Dies bedeutet, dass wir gelegentlich den Kontrast und die Sättigung im Bildbearbeitungsprogramm unserer Wahl verbessern wollten, um den Aufnahmen etwas mehr Schlagkraft zu verleihen und zu vermeiden, dass sie etwas flach aussehen.

(Bildnachweis: Nikon)

Nikon D3500 Bewertung: Urteil

Die Nikon D3500 bietet eine beeindruckende Akkulaufzeit, detailreiche Bilder und eine relativ kompakte Bauweise für ihre Klasse.
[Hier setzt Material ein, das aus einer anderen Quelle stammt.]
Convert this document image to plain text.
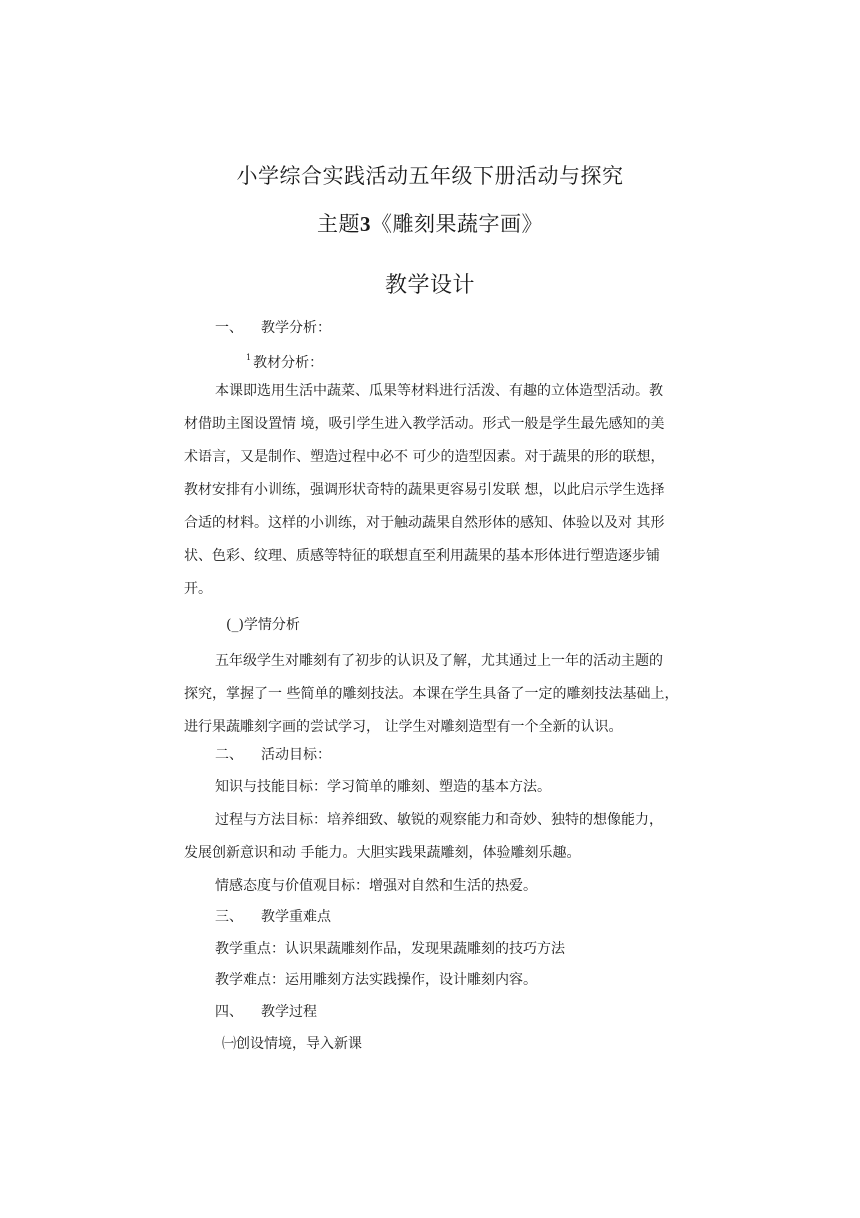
小学综合实践活动五年级下册活动与探究
主题3《雕刻果蔬字画》
教学设计
一、 教学分析：
$^1$ 教材分析：
本课即选用生活中蔬菜、瓜果等材料进行活泼、有趣的立体造型活动。教
材借助主图设置情 境，吸引学生进入教学活动。形式一般是学生最先感知的美
术语言，又是制作、塑造过程中必不 可少的造型因素。对于蔬果的形的联想，
教材安排有小训练，强调形状奇特的蔬果更容易引发联 想，以此启示学生选择
合适的材料。这样的小训练，对于触动蔬果自然形体的感知、体验以及对 其形
状、色彩、纹理、质感等特征的联想直至利用蔬果的基本形体进行塑造逐步铺
开。
(_)学情分析
五年级学生对雕刻有了初步的认识及了解，尤其通过上一年的活动主题的
探究，掌握了一 些简单的雕刻技法。本课在学生具备了一定的雕刻技法基础上，
进行果蔬雕刻字画的尝试学习， 让学生对雕刻造型有一个全新的认识。
二、 活动目标：
知识与技能目标：学习简单的雕刻、塑造的基本方法。
过程与方法目标：培养细致、敏锐的观察能力和奇妙、独特的想像能力，
发展创新意识和动 手能力。大胆实践果蔬雕刻，体验雕刻乐趣。
情感态度与价值观目标：增强对自然和生活的热爱。
三、 教学重难点
教学重点：认识果蔬雕刻作品，发现果蔬雕刻的技巧方法
教学难点：运用雕刻方法实践操作，设计雕刻内容。
四、 教学过程
㈠创设情境，导入新课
Wenn Sie eine Kamera im DSLR-Format möchten und gerade erst mit Ihrer fotografischen Reise beginnen, ist dies eine Option, die nichts falsch machen kann.

Abgesehen von der Akkuleistung gibt es keinen großen Unterschied zwischen dem D3500 und seinem Vorgänger. Ein 24-Megapixel-APS-C-Sensor, eine Full-HD-Videoaufzeichnung mit integriertem Monoaural-Mikrofon und ein 3-Zoll-LCD-Sensor auf der Rückseite sind ziemlich groß was wir für diese Kameraklasse erwarten und welches Budget gefragt wird.